Simply meeting goals and advancing the national interest aren’t enough, though; America’s foreign-aid system needs to do both much more efficiently than it has in the past. I was part of several efforts that languished under review for well over a year before being canceled. Worse, some applications sat pending for so long that when they were awarded, the circumstances on the ground had changed so dramatically that the original plan had no chance of succeeding. Even when applications are assessed and approved quickly, other onerous processes stand in the way: contracting mechanisms, acquisition regulations, and compliance and reporting requirements all tend to result in lots of wasted money, time, and brainpower.
In theory, some of DOGE’s reforms might help in this regard. Subsuming USAID and other foreign-aid offices within the State Department could allow the government to make sure that more projects meet their goals and promote American priorities. One could also argue that reducing America’s foreign commitments might help the country focus on its most important interventions. The current administration, however, has given little indication that it is carrying out these reforms in good faith—or even wants to improve foreign aid in the first place.

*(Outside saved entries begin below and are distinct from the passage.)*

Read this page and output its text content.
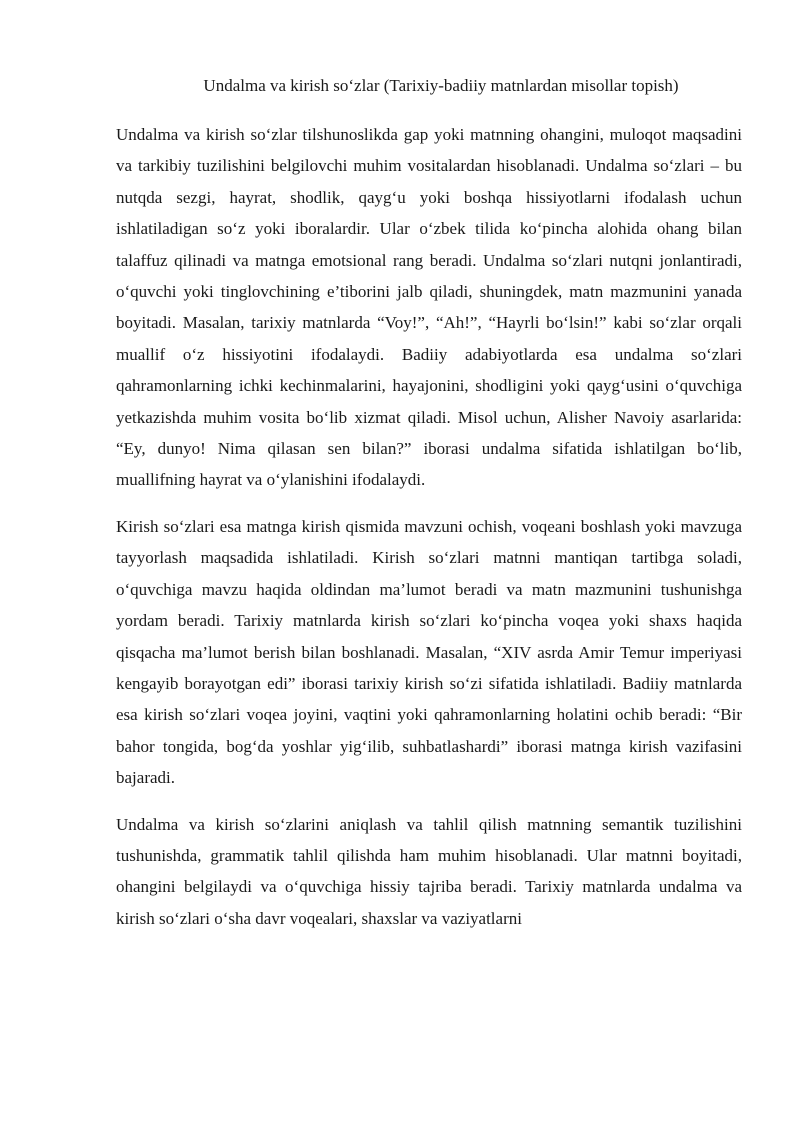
Undalma va kirish so‘zlar (Tarixiy-badiiy matnlardan misollar topish)

Undalma va kirish so‘zlar tilshunoslikda gap yoki matnning ohangini, muloqot maqsadini va tarkibiy tuzilishini belgilovchi muhim vositalardan hisoblanadi. Undalma so‘zlari – bu nutqda sezgi, hayrat, shodlik, qayg‘u yoki boshqa hissiyotlarni ifodalash uchun ishlatiladigan so‘z yoki iboralardir. Ular o‘zbek tilida ko‘pincha alohida ohang bilan talaffuz qilinadi va matnga emotsional rang beradi. Undalma so‘zlari nutqni jonlantiradi, o‘quvchi yoki tinglovchining e’tiborini jalb qiladi, shuningdek, matn mazmunini yanada boyitadi. Masalan, tarixiy matnlarda “Voy!”, “Ah!”, “Hayrli bo‘lsin!” kabi so‘zlar orqali muallif o‘z hissiyotini ifodalaydi. Badiiy adabiyotlarda esa undalma so‘zlari qahramonlarning ichki kechinmalarini, hayajonini, shodligini yoki qayg‘usini o‘quvchiga yetkazishda muhim vosita bo‘lib xizmat qiladi. Misol uchun, Alisher Navoiy asarlarida: “Ey, dunyo! Nima qilasan sen bilan?” iborasi undalma sifatida ishlatilgan bo‘lib, muallifning hayrat va o‘ylanishini ifodalaydi.

Kirish so‘zlari esa matnga kirish qismida mavzuni ochish, voqeani boshlash yoki mavzuga tayyorlash maqsadida ishlatiladi. Kirish so‘zlari matnni mantiqan tartibga soladi, o‘quvchiga mavzu haqida oldindan ma’lumot beradi va matn mazmunini tushunishga yordam beradi. Tarixiy matnlarda kirish so‘zlari ko‘pincha voqea yoki shaxs haqida qisqacha ma’lumot berish bilan boshlanadi. Masalan, “XIV asrda Amir Temur imperiyasi kengayib borayotgan edi” iborasi tarixiy kirish so‘zi sifatida ishlatiladi. Badiiy matnlarda esa kirish so‘zlari voqea joyini, vaqtini yoki qahramonlarning holatini ochib beradi: “Bir bahor tongida, bog‘da yoshlar yig‘ilib, suhbatlashardi” iborasi matnga kirish vazifasini bajaradi.

Undalma va kirish so‘zlarini aniqlash va tahlil qilish matnning semantik tuzilishini tushunishda, grammatik tahlil qilishda ham muhim hisoblanadi. Ular matnni boyitadi, ohangini belgilaydi va o‘quvchiga hissiy tajriba beradi. Tarixiy matnlarda undalma va kirish so‘zlari o‘sha davr voqealari, shaxslar va vaziyatlarni
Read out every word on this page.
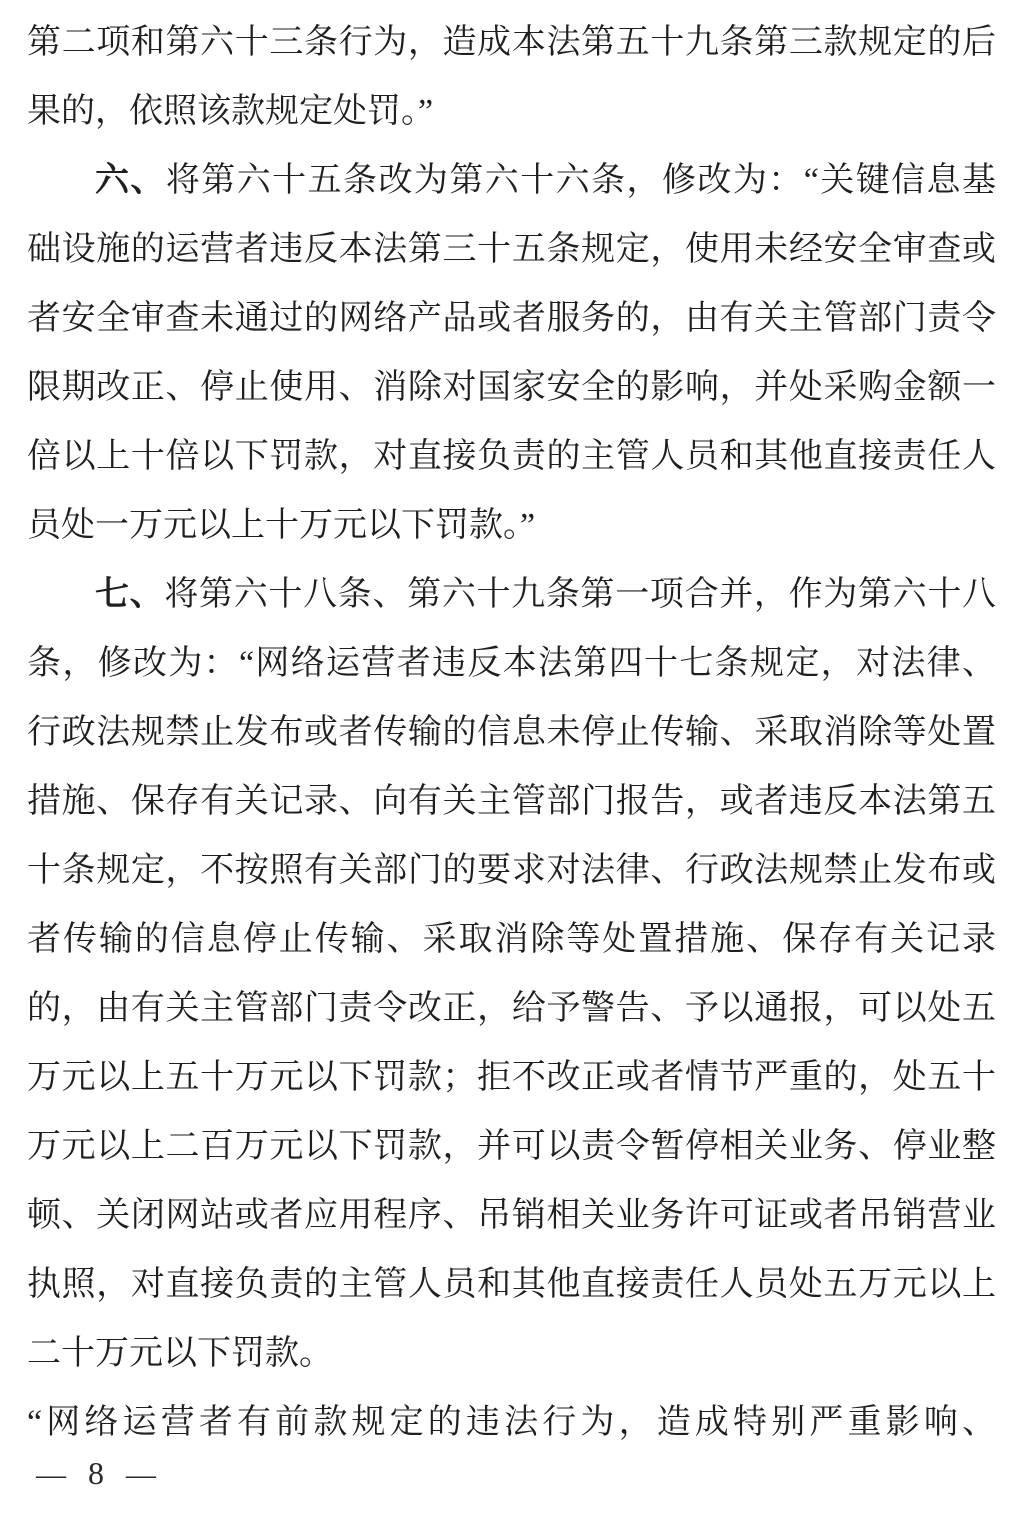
第二项和第六十三条行为，造成本法第五十九条第三款规定的后
果的，依照该款规定处罚。”
六、将第六十五条改为第六十六条，修改为：“关键信息基
础设施的运营者违反本法第三十五条规定，使用未经安全审查或
者安全审查未通过的网络产品或者服务的，由有关主管部门责令
限期改正、停止使用、消除对国家安全的影响，并处采购金额一
倍以上十倍以下罚款，对直接负责的主管人员和其他直接责任人
员处一万元以上十万元以下罚款。”
七、将第六十八条、第六十九条第一项合并，作为第六十八
条，修改为：“网络运营者违反本法第四十七条规定，对法律、
行政法规禁止发布或者传输的信息未停止传输、采取消除等处置
措施、保存有关记录、向有关主管部门报告，或者违反本法第五
十条规定，不按照有关部门的要求对法律、行政法规禁止发布或
者传输的信息停止传输、采取消除等处置措施、保存有关记录
的，由有关主管部门责令改正，给予警告、予以通报，可以处五
万元以上五十万元以下罚款；拒不改正或者情节严重的，处五十
万元以上二百万元以下罚款，并可以责令暂停相关业务、停业整
顿、关闭网站或者应用程序、吊销相关业务许可证或者吊销营业
执照，对直接负责的主管人员和其他直接责任人员处五万元以上
二十万元以下罚款。
“网络运营者有前款规定的违法行为，造成特别严重影响、
— 8 —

A thoughtful version of DOGE that truly wants to create a leaner, more effective foreign-policy apparatus could use AI to accelerate and improve the many regulatory steps that slow down the provisioning of aid. AI might also help the government identify which applicants are most likely to meet their targets.
But at the moment, DOGE seems less inclined to excise waste and inefficiency than to implode the government. Its impact on American security is already coming into view—in a resurgence of tuberculosis in Kenya, for example, and a measurably growing risk of nuclear war.
By ostensibly putting itself first, America is really dragging the world back to a leaderless, atomized era that undermined its own interests. The administration can continue to disengage and watch chaos fill the void. Or it can make America safer.